Carmen Posadas: Tomándome un Dubonnet con ‘El mercader de la muerte’
Existen en la historia personajes tangenciales cuyo nombre casi nadie conoce, pero que, sin embargo, han cambiado el curso de la historia. ¿Qué hubiera pasado, por ejemplo, si un tal Jean-Baptiste Drouet, maestro de postas de Sainte-Menehould y antiguo soldado, no hubiese reconocido, en el criado de una dama, que fingía viajar de incógnito, a Luis XVI, que huía de quienes, pocos meses después, se ocuparían de guillotinarlo? ¿Y cuál habría sido el resultado de la batalla de Waterloo si el mariscal Grouchy, al ver que las circunstancias del combate habían cambiado, en vez de emperrarse en obedecer ciegamente las directrices dadas por Napoleón la víspera, hubiese vuelto sobre sus pasos y acudido en ayuda del emperador? Son con frecuencia personajes tan secundarios como desconocidos los que escriben la historia, y Basil Zaharoff es uno de ellos. Se dice que su alargada sombra está detrás de grandes confrontaciones bélicas como la guerra ruso-japonesa de 1905 (primera piedra en el camino hacia la caída del zar Nicolás II); también lo está detrás la guerra de los Bóeres e incluso hay quien habla de él en el estallido de la Primera Guerra Mundial. ¿Pero quién era Basil Zaharoff?
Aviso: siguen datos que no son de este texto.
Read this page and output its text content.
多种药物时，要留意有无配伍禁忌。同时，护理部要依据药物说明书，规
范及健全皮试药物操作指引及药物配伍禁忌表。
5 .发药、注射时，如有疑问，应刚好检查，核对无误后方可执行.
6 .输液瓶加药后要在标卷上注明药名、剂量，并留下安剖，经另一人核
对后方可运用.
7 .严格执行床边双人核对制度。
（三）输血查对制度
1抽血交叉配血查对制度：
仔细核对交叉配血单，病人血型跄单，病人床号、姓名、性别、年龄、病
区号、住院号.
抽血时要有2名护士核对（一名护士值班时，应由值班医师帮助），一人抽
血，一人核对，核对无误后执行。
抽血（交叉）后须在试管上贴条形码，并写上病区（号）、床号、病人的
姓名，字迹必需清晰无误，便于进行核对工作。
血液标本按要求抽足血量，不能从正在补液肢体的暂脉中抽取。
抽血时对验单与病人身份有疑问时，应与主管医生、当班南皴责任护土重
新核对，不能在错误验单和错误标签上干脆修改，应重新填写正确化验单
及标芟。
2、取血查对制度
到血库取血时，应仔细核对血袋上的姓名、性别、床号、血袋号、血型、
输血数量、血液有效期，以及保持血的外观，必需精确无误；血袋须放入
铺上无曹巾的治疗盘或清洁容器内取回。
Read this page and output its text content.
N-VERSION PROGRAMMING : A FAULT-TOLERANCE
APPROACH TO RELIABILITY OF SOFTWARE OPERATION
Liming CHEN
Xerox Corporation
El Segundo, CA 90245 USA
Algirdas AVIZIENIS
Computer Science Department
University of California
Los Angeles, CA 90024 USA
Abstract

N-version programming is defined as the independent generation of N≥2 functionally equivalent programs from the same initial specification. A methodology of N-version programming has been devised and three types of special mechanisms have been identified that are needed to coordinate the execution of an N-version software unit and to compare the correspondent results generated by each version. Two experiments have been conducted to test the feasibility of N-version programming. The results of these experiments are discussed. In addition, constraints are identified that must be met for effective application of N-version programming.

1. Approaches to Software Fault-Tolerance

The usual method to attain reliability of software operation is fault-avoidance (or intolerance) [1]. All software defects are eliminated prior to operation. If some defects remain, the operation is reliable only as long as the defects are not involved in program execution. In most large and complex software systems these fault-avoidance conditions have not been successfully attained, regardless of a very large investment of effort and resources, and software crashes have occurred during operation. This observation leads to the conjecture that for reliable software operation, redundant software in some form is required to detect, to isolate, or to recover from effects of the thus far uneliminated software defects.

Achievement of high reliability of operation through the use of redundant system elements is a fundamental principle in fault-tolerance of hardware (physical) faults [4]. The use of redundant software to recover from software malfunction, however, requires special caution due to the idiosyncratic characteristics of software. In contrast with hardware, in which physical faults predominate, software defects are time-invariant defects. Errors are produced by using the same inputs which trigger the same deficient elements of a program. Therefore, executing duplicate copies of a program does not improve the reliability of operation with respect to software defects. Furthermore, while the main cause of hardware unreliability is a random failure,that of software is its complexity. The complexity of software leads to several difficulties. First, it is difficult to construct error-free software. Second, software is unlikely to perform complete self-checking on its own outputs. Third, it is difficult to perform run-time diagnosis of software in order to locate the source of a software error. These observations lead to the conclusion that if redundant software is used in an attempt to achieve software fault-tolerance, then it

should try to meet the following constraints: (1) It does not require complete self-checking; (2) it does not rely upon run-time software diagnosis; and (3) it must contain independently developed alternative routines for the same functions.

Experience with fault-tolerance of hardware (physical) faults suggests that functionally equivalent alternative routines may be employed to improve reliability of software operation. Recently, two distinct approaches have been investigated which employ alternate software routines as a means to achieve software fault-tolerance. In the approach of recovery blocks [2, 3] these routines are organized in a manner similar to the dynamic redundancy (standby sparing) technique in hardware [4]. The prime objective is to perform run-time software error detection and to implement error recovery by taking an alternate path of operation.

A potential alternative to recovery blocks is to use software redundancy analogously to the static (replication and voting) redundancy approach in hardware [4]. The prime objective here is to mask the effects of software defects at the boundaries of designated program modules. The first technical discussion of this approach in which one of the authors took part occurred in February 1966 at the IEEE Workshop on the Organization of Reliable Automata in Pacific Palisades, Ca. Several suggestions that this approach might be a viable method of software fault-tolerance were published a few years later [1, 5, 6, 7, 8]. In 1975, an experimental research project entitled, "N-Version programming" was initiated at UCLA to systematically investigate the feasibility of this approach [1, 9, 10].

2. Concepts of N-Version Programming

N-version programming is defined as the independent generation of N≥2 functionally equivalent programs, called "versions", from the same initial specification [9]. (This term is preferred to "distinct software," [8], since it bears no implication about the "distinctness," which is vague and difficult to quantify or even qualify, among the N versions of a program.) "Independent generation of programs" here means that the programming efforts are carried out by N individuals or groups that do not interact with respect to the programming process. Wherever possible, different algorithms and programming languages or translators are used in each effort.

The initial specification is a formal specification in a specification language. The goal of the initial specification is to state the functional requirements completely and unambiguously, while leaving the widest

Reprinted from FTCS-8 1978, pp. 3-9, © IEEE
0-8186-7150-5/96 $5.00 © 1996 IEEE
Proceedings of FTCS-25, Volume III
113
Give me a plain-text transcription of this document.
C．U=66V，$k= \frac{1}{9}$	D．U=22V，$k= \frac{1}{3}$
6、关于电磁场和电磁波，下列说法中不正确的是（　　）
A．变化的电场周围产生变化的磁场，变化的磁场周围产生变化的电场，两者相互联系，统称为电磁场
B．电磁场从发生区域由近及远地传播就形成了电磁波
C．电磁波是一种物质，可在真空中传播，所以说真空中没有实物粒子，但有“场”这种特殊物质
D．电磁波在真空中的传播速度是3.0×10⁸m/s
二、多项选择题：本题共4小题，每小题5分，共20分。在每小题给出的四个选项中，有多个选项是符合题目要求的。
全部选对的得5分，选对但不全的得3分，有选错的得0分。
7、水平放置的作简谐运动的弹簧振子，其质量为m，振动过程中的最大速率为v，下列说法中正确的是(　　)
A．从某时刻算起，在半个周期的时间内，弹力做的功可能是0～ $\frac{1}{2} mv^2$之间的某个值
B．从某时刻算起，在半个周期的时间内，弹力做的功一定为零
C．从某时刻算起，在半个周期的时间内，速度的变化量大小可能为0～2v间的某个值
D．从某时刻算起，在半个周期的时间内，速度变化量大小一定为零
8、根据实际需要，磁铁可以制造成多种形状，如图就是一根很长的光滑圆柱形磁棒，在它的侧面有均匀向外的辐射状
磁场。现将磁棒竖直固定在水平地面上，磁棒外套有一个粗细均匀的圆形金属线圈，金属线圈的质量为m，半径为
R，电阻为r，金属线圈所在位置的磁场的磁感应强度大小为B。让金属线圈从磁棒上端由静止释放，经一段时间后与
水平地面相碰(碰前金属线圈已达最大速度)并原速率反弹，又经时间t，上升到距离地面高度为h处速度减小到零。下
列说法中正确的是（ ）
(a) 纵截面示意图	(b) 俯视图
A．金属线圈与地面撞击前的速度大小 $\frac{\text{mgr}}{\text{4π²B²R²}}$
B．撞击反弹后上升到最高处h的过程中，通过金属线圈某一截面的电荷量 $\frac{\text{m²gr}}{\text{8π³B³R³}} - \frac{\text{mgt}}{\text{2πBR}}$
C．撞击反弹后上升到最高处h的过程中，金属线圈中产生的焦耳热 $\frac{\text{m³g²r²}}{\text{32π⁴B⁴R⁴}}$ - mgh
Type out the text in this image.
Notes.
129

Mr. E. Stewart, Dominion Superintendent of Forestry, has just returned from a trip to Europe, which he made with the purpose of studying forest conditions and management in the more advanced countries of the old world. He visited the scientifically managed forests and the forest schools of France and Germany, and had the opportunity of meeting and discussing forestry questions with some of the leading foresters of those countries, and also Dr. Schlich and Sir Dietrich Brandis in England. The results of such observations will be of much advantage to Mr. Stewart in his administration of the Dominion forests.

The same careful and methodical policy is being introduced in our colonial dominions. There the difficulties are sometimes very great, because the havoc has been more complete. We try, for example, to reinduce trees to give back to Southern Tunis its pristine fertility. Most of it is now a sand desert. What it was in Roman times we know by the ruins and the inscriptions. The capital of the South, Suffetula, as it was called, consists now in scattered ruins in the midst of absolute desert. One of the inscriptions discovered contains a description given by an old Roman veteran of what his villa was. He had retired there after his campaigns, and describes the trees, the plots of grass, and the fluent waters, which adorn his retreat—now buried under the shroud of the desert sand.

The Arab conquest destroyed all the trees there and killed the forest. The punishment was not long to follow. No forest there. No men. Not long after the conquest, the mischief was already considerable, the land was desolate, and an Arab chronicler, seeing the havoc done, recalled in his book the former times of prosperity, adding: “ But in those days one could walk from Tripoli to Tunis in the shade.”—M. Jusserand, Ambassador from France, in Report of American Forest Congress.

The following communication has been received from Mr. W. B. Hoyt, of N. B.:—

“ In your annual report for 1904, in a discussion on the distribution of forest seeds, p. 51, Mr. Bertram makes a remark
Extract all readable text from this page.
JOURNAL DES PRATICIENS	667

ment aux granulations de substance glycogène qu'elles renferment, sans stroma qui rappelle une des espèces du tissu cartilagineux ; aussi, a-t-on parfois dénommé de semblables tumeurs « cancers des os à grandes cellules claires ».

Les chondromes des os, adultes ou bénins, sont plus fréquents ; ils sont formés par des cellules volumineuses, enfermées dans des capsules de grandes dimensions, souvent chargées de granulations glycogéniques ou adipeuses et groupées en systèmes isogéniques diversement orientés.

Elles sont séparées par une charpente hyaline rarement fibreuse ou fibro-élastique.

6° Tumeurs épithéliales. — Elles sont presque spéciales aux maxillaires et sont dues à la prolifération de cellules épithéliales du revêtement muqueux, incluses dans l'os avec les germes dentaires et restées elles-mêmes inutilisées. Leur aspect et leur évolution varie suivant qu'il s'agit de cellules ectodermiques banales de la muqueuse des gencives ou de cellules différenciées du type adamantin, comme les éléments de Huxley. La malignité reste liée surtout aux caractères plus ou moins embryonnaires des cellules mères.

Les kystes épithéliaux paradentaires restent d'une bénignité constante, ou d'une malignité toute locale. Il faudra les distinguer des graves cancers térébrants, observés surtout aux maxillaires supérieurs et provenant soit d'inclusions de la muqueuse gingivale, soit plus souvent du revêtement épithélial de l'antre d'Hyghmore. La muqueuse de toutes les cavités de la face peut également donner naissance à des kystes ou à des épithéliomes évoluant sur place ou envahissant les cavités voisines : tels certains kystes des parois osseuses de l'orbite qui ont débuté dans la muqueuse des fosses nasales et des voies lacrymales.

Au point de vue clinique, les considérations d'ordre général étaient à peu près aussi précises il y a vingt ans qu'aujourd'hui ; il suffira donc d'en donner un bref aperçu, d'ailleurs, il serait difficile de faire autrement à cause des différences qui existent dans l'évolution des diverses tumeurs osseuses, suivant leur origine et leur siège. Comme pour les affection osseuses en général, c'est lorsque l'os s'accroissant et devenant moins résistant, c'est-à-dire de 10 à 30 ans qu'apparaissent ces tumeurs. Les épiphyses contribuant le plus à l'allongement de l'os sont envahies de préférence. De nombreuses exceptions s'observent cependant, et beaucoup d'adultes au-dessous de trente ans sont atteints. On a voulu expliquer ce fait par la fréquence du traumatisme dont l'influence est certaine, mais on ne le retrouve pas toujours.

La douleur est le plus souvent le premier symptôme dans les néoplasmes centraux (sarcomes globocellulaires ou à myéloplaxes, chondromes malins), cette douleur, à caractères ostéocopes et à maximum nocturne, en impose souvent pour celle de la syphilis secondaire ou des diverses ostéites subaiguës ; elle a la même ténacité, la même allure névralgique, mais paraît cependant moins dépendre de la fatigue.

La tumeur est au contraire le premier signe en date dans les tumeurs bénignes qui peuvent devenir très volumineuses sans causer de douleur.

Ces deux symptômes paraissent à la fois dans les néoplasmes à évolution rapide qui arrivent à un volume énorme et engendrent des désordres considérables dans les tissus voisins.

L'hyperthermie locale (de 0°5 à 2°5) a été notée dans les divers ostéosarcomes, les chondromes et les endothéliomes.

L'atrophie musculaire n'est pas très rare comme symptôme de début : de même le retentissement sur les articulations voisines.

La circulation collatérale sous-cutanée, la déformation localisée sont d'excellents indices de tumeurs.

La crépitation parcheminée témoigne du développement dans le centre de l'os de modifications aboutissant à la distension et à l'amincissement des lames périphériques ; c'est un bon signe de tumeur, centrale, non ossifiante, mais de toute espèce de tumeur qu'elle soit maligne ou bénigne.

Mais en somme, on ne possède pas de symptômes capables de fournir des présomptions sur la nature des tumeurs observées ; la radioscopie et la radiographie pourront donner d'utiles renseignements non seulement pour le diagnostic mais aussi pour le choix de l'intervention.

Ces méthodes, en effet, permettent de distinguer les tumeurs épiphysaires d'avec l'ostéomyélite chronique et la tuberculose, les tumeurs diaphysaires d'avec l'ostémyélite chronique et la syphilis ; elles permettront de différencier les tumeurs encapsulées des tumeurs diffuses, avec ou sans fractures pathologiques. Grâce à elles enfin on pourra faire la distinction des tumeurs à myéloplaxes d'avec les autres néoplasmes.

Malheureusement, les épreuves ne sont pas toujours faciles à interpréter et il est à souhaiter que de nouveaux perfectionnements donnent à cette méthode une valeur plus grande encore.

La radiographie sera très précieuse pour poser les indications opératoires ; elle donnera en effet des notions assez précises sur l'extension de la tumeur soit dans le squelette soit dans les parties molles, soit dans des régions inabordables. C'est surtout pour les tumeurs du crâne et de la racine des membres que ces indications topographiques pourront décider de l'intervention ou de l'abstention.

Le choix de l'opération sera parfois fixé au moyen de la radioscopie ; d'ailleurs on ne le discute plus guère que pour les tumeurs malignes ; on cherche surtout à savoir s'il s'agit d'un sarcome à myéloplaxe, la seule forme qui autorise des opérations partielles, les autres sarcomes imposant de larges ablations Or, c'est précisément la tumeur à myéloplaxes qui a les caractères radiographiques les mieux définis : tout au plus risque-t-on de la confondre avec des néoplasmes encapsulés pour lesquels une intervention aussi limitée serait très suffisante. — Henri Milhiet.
Chico para todo de un burdel turco, bombero, cambista, más tarde financiero, traficante de armas y, por fin, multimillonario, nació en Constantinopla en el seno de una familia griega de humilde extracción y murió casi nueve décadas más tarde en Mónaco, donde fue dueño del casino de Montecarlo, así como del emblemático Hotel de París. Entre Constantinopla y Montecarlo, su andadura vital pasa por Londres, París, Moscú, buena parte de América, también por Madrid o Cartagena, a donde se desplazó para hacer a Isaac Peral –inventor del primer submarino torpedero– una oferta de esas que no se pueden rechazar… Amigo de reyes y sátrapas, confidente del primer ministro británico Lloyd George y del presidente francés Clemenceau y fuente de inspiración para Hergé, autor de Tintín, y también para Ian Fleming, que lo convirtió en uno de los primeros antagonistas de James Bond, Basil Zaharoff tenía un rasgo redentor, un gran amor. Ella era una española malcasada con un pariente de Alfonso XIII, un individuo con serios problemas mentales.
Con estos y otros mimbres se teje la novela El mercader de la muerte, cuya historia conozco desde su génesis porque su autor es mi hermano Gervasio. Hummm, pensarán ustedes, recomendación tan entusiasta suena a nepotismo. Pero no. Aunque quiero mucho a mi hermano, se me da pésimo ensalzar un libro que no me gusta. Pero también me parece injusto no hablar de él solo porque lo haya escrito mi hermano, de modo que allá van más datos sobre esta historia que ayuda a entender ciertos acontecimientos del siglo XX. Nos encontramos en el periodo de entreguerras. Tras los traumas de la guerra del Catorce, la gripe española de 1918 y el crack del 29, Europa vive uno de esos periodos de calma y bonanza que, ahora lo sabemos, solo anteceden a otra y aún más brutal tormenta. Montecarlo es un nido de espías y alguien ha hecho correr la voz de que Zaharoff está escribiendo unas memorias que pueden contener información que interesa tanto a Hitler como al resto de las potencias europeas. Y entretanto Europa, y más concretamente Mónaco, arde en fiestas mientras esos a los que Scott Fitzgerald llamaba the happy few (‘los pocos felices’) se divierten de lo lindo al tiempo que en el horizonte empiezan a formarse muy negros nubarrones. Todas las historias que aquí se cuentan, así como el papel de Coco Chanel, Stavisky, Alfonso XIII, la familia Grimaldi en pleno y el largo etcétera de personajes secundarios que desfilan por sus páginas convierten a El mercader de la muerte en uno de esos libros que uno está deseando volver a casa para sumergirse en él. Decía Flaubert que, cuando la realidad se vuelve insufrible (ustedes ya me entienden), lo mejor que se puede hacer es zambullirse en la orgía perpetua de la literatura. Eso mismo hago yo, de modo que aquí me tiene ahora. En la terraza del Hotel de París de Montecarlo, disfrutando de un Dubonnet helado en compañía de sir Basil Zaharoff (encantador, por cierto).